There have been numerous studies that show low omega-3 fatty acid levels in people that suffer from depression and schizophrenia. Both DHA and EPA play a critical role in the brain and alter how the neurons function.  Studies have even shown improved outcomes with people who take medications for depression and schizophrenia when they also supplement omega-3s either through pills or diet.  

 

How Can I Increase Omega-3 Fatty Acids in my Diet?

Salmon

Holy Mackerel!

Other Fatty Fish

Salmon is one of the healthiest foods.  Not only does salmon contain 4,123 grams of omega-3s per 7 oz serving, it is a great source of protein and B vitamins. Both farmed and wild caught salmon have similar amounts of omega-3 fatty acids.

North Atlantic Mackerel is an inexpensive fish that packs a punch with 4,107 grams of omega-3s per serving.  It is also one of the healthiest fish available. It is high in protein, vitamin B12 and contains very low levels of mercury. It is also a great source of Vitamin D.

Other good sources of omega-3s are herring, lake trout, cod, oysters, sardines, anchovies and light packed tuna.

Grass Fed Meats

Flax Seeds

Green Leafy Veges

“You are what you eat” applies to cows too. One of the biggest differences in grass fed vs grain fed beef is the amount of omega-3 fatty acids in the beef.  Grass fed beef contains up to 5 times more omega-3s as compared to grain fed beef.
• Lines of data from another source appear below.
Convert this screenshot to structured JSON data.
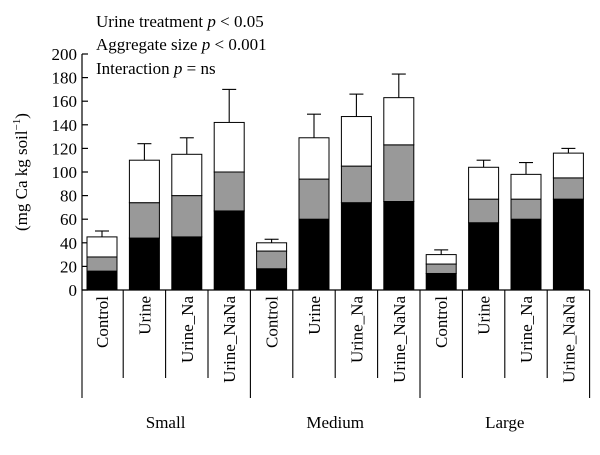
{
  "chart_data": {
    "type": "bar",
    "stacked": true,
    "ylabel": "(mg Ca kg soil",
    "ylabel_superscript": "−1",
    "ylabel_close": ")",
    "ylim": [
      0,
      200
    ],
    "yticks": [
      0,
      20,
      40,
      60,
      80,
      100,
      120,
      140,
      160,
      180,
      200
    ],
    "groups": [
      "Small",
      "Medium",
      "Large"
    ],
    "categories": [
      "Control",
      "Urine",
      "Urine_Na",
      "Urine_NaNa"
    ],
    "annotations": [
      {
        "prefix": "Urine treatment ",
        "italic": "p",
        "suffix": " < 0.05"
      },
      {
        "prefix": "Aggregate size ",
        "italic": "p",
        "suffix": " < 0.001"
      },
      {
        "prefix": "Interaction ",
        "italic": "p",
        "suffix": " = ns"
      }
    ],
    "segment_colors": [
      "#000000",
      "#999999",
      "#ffffff"
    ],
    "bars": [
      {
        "group": "Small",
        "category": "Control",
        "segments": [
          16,
          12,
          17
        ],
        "errors": [
          3,
          2,
          5
        ]
      },
      {
        "group": "Small",
        "category": "Urine",
        "segments": [
          44,
          30,
          36
        ],
        "errors": [
          3,
          7,
          14
        ]
      },
      {
        "group": "Small",
        "category": "Urine_Na",
        "segments": [
          45,
          35,
          35
        ],
        "errors": [
          13,
          5,
          14
        ]
      },
      {
        "group": "Small",
        "category": "Urine_NaNa",
        "segments": [
          67,
          33,
          42
        ],
        "errors": [
          0,
          5,
          28
        ]
      },
      {
        "group": "Medium",
        "category": "Control",
        "segments": [
          18,
          15,
          7
        ],
        "errors": [
          0,
          0,
          3
        ]
      },
      {
        "group": "Medium",
        "category": "Urine",
        "segments": [
          60,
          34,
          35
        ],
        "errors": [
          4,
          0,
          20
        ]
      },
      {
        "group": "Medium",
        "category": "Urine_Na",
        "segments": [
          74,
          31,
          42
        ],
        "errors": [
          11,
          2,
          19
        ]
      },
      {
        "group": "Medium",
        "category": "Urine_NaNa",
        "segments": [
          75,
          48,
          40
        ],
        "errors": [
          7,
          8,
          20
        ]
      },
      {
        "group": "Large",
        "category": "Control",
        "segments": [
          14,
          8,
          8
        ],
        "errors": [
          2,
          0,
          4
        ]
      },
      {
        "group": "Large",
        "category": "Urine",
        "segments": [
          57,
          20,
          27
        ],
        "errors": [
          2,
          6,
          6
        ]
      },
      {
        "group": "Large",
        "category": "Urine_Na",
        "segments": [
          60,
          17,
          21
        ],
        "errors": [
          3,
          0,
          10
        ]
      },
      {
        "group": "Large",
        "category": "Urine_NaNa",
        "segments": [
          77,
          18,
          21
        ],
        "errors": [
          0,
          2,
          4
        ]
      }
    ]
  }
}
Grass fed beef is also higher in Vitamin A and E.  

Flax seeds are the richest plant based source of omega-3 fatty acid alpha linolenic acid (ALA). One study showed a decrease in carotid plaque build up in the arteries of people with an ALA rich diet. There are 2,350 mgs of ALA per tbsp of whole seeds and 7,000 mgs per tbsp of oil.

Though they are not abundant in omega-3 fatty acids, leafy green vegetables such as spinach, broccoli and kale do provide some alpha linolenic acid (ALA).

Chia Seeds

Eggs

Supplements

The omega-3 fatty acid found in chia seeds is alpha linolenic acid (ALA) and has also been shown to be protective against heart disease and cognitive decline, though not to the extent of DHA and EPA. Chia seeds are also an incredible source of insoluble fiber which serves as a prebiotic for the microbiome.  

Omega-3 fatty acids are found in the yolk of the egg. The amount of omega-3s found in eggs can vary but, on average, there are about 45 mgs of omega-3 fatty acids in a regular egg. As compared to omega enriched eggs that contain about 125-300 mgs per egg. 

Supplements with more concentrated DHA and EPA are better for targeting brain, heart and the anti-inflammatory effects of omega-3 fatty acids. This type of supplement will have “Omega-3 Fatty Acids – DHA  & EPA” on the label. The recommended dosage is 1-2 grams per day.